Оторвавшись на минуту, он все-таки открыл студию, чтобы оставить посетителей на волю Мехмета, а сам сосредоточился на вырезании – с силой, которая поражала его самого, – и час таял за часом, чего давно уже не бывало. Он не вполне понимал, что именно вырезает, но когда перевалило за полдень и Мехмет засобирался домой, чтобы успеть прожечь субботний вечер где-то в городе, у Джорджа наконец-то начали получаться самые удачные надрезы, и до него впервые дошло, чего именно хочет его подсознание. Он даже не стал складывать отдельные кусочки в трехмерную форму – оставил их лежать на странице как есть, растерзанные слова и кусочки слов смотрели на него так, словно там, внутри книги, из них сложился отдельный, самостоятельный мир.

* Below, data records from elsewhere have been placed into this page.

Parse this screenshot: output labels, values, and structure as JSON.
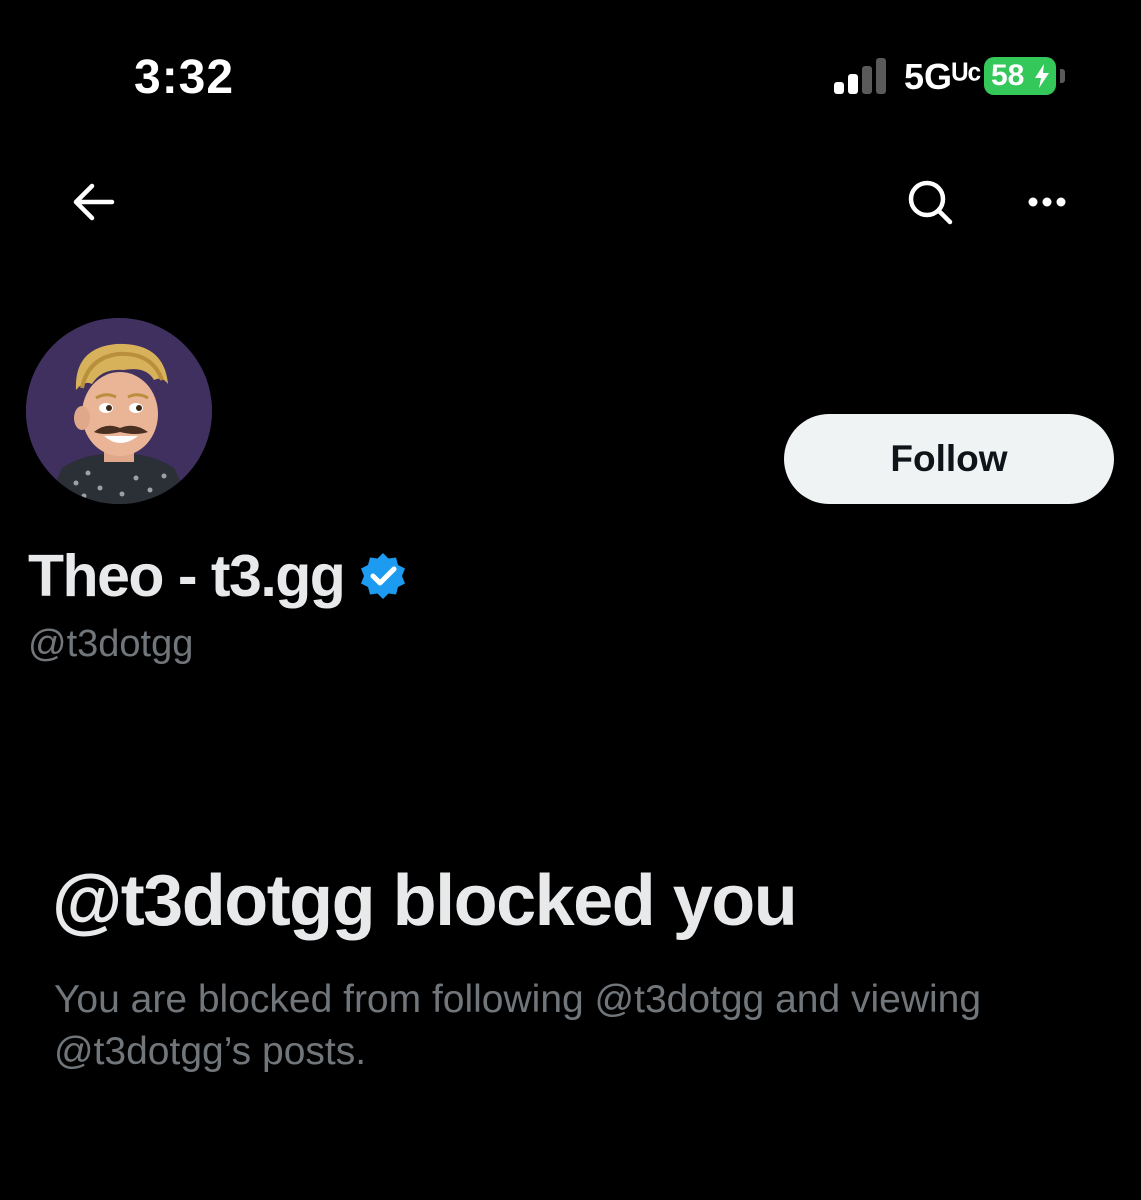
{
  "status_bar": {
    "time": "3:32",
    "network": "5Gᵁᶜ",
    "battery": "58",
    "icons": {
      "signal": "cellular-signal-icon",
      "battery": "battery-charging-icon"
    },
    "colors": {
      "battery": "#34c759"
    }
  },
  "nav": {
    "back_icon": "arrow-left-icon",
    "search_icon": "search-icon",
    "more_icon": "more-horizontal-icon"
  },
  "profile": {
    "display_name": "Theo - t3.gg",
    "handle": "@t3dotgg",
    "verified_icon": "verified-badge-icon",
    "follow_label": "Follow",
    "colors": {
      "verified": "#1d9bf0",
      "secondary_text": "#71767b",
      "primary_text": "#e7e9ea",
      "background": "#000000"
    }
  },
  "blocked": {
    "title": "@t3dotgg blocked you",
    "description": "You are blocked from following @t3dotgg and viewing @t3dotgg’s posts."
  }
}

– Лилия, – сказал Мехмет, пробегая мимо за курткой.
– Что? – удивился Джордж, с трудом вспоминая, где он.
– Это похоже на лилию, – медленно, словно разговаривая с пациентом в коме, ответил Мехмет. – Любимый цветок моей мамы. А это говорит о ней очень много. Сладко пахнет и повсюду оставляет пятна.
Набросив куртку на плечи, Мехмет ушел, а Джордж еще долго сидел и разглядывал, что сотворил.

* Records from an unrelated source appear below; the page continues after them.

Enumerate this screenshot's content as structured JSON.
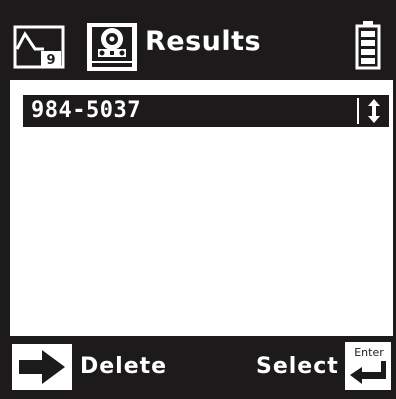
{
  "header": {
    "title": "Results",
    "waveform_badge": "9",
    "icons": [
      "waveform-icon",
      "tape-drive-icon",
      "battery-icon"
    ]
  },
  "results": {
    "items": [
      {
        "label": "984-5037",
        "selected": true
      }
    ],
    "scroll_icon": "up-down-arrow-icon"
  },
  "footer": {
    "delete_label": "Delete",
    "select_label": "Select",
    "enter_key_label": "Enter",
    "icons": [
      "right-arrow-icon",
      "enter-key-icon"
    ]
  },
  "colors": {
    "background": "#1c1a1b",
    "screen": "#ffffff",
    "text_light": "#ffffff"
  }
}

Лилия. И правда лилия. Из книги под названием «Красота лилий».
Он засмеялся, несколько задетый этой банальностью – да, именно эта предсказуемость всю жизнь и мешала ему стать настоящим художником, – и уже протянул руку, чтобы выкинуть свое творение в мусорное ведро.
Но остановился. Эта лилия получилась действительно здорово.
Тут-то все и началось. Он стал охотиться за уцененными до одного фунта книгами у букинистов, откапывая только самые изувеченные, нелюбимые и никем не читаемые экземпляры. И хотя совсем не стремился вырезать из них что-либо конкретное, поскольку надеялся избежать повторения истории с коварной лилией, иногда какая-нибудь строчка из шестидесятилетней давности, полузаплесневелого издания Агаты Кристи, будила его воображение, и он мог выстрогать покрытую параграфом изогнутую руку, чьи пальцы постепенно перетекали в предложение-сигарету. Или в формате хайку выложить из букв горизонт с тремя лунами из фантастического романа, о котором никогда в жизни не слышал. Или изваять одинокую фигурку с младенцем на руках, на котором значилась единственная цифра «1» от заголовка «Часть 1» из истории Ленинградской блокады.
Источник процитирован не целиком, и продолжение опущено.